The Bookwitch: “My alert readers will immediately deduce who that sleeve belongs to, and that the asterisks above indicate that after blogging about Scandinavian Airlines and the Scattered Authors, I have finally met the real SAS. I mean, the real SAS for me is the airline, but it’s the ‘cool and dangerous’ SAS this time.
I met Andy McNab in Birmingham yesterday. At least I hope I did. I went into this bar and started chatting to the first balaclava-ed man I saw. It was him, wasn’t it? With all other writers, if I don’t know them, I google them to make sure I can recognise them. Doesn’t work with Andy. Not that he’s called Andy, anyway. This one tried to suggest he’d be Terry Pratchett today, but you know me. I know my Terry Pratchetts well, and it wasn’t him. He tried it with the wrong witch.
Andy’s lovely publicist Sally had suggested that I might want to interview him. And I did, seeing as I missed him at the local bookshop three years ago, due to someone’s unfortunate lack of understanding my likes and dislikes. The Daughter got to meet him then, so she didn’t need to come this time. Especially since the services of a photographer wasn’t top of my list for Monday’s outing.
The witch had tea and this man in the bar had coke. Whoever he was, we had a nice conversation. He looked rather like a Guardian reader, now that I come to think of it. That doesn’t mean we actually read the same newspaper. In case he wants to sue.
As some of you will want to know what Andy had to say, I’ll now work diligently at transcribing our conversation, and I will strive to make up a really good misquote, because he seemed to quite fancy being quoted wrongly, as long as it’s a good one.
And no, he didn’t really wear a balaclava. It would have attracted attention.”
Bookwitch posted the interview this week and it’s awesome. We’ll post a snippit but really you have to go read the entire interview!

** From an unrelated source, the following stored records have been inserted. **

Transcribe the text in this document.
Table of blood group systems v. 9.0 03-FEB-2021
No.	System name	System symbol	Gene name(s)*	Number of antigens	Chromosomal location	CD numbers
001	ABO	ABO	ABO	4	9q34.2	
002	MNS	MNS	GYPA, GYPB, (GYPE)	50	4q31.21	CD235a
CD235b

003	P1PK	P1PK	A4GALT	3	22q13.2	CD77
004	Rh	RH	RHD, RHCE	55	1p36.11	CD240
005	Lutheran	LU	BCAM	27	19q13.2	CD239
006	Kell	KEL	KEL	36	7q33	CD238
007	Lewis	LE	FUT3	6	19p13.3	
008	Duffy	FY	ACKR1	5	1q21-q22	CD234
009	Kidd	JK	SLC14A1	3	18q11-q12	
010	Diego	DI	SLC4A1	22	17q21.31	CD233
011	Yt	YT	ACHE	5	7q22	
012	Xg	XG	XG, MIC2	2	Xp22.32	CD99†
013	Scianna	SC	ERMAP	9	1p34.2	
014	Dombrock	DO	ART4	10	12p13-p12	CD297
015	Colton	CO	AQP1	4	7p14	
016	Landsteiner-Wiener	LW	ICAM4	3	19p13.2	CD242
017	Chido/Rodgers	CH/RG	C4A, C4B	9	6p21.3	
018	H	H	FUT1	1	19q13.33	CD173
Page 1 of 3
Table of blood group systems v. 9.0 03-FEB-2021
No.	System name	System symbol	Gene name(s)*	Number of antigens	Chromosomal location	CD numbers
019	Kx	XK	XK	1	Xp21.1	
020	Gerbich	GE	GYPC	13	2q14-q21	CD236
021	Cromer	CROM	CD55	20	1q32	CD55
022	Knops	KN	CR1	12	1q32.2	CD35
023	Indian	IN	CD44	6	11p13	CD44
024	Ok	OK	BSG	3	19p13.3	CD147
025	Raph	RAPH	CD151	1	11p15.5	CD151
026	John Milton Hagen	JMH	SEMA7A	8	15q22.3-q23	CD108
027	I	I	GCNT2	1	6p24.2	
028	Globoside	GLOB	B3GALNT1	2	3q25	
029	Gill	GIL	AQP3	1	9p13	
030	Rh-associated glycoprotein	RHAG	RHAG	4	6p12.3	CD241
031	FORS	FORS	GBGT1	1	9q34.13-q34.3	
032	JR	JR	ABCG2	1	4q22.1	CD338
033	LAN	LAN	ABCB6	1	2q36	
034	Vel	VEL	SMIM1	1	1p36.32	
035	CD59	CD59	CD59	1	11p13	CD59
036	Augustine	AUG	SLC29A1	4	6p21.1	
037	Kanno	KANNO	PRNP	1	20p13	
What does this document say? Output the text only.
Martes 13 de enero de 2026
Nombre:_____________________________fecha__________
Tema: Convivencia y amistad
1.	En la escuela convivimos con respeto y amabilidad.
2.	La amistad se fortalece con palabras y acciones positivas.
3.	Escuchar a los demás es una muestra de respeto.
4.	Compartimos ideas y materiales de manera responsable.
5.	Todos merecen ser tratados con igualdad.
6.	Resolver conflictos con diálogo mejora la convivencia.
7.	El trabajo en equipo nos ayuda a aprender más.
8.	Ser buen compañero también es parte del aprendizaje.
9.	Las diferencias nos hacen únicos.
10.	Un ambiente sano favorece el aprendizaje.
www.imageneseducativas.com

Andy McNab: “I say “look, if you wanna be in the X-Files, you’ve got to be talented. Get on with it. However, if you can’t read, you can’t read your contract. Contracts are like that (he holds up his finger and thumb to show how thick) and you’ve got to be able to read.”
The Andy McNab interview
March 23, 2010
Whether or not the man I interviewed in Birmingham the other week was an impostor, at least it was the same impostor as turned up in G2 a few days later. I’d recognise the man behind those cucumber slices anywhere! Also gather that my way of taking photos of Andy’s sleeve must have caught on, since it seems that some television channel or other did precisely that when Andy talked to the opposition leader. Please note that he met with me first. Everybody needs a sense of priority when they have a busy week.
So, read the interview, and see what sort of man and writer this former soldier is. His interest in getting boys educated is heartening. Enticing reluctant readers to open a book is another thing to admire Andy for. I remain to be convinced of the necessity for his anonymity, but it does make for a different kind of meeting. And he doesn’t take himself too seriously, which is nice.
Andy McNab – ‘I’ve met myself, you know’
He’s well preserved for fifty, this man who claims to be Andy McNab. Good looking and with very few grey hairs. He’s waiting for me in the bar at the top of the red-carpeted stairs at the Birmingham Malmaison. We appear to be in Birmingham’s former mail sorting office, which is quite appropriate for me, at least. Andy leads us to two black sofas by the window, where we can see the entrance to the upmarket shopping mall housed in the Mailbox, as it’s called.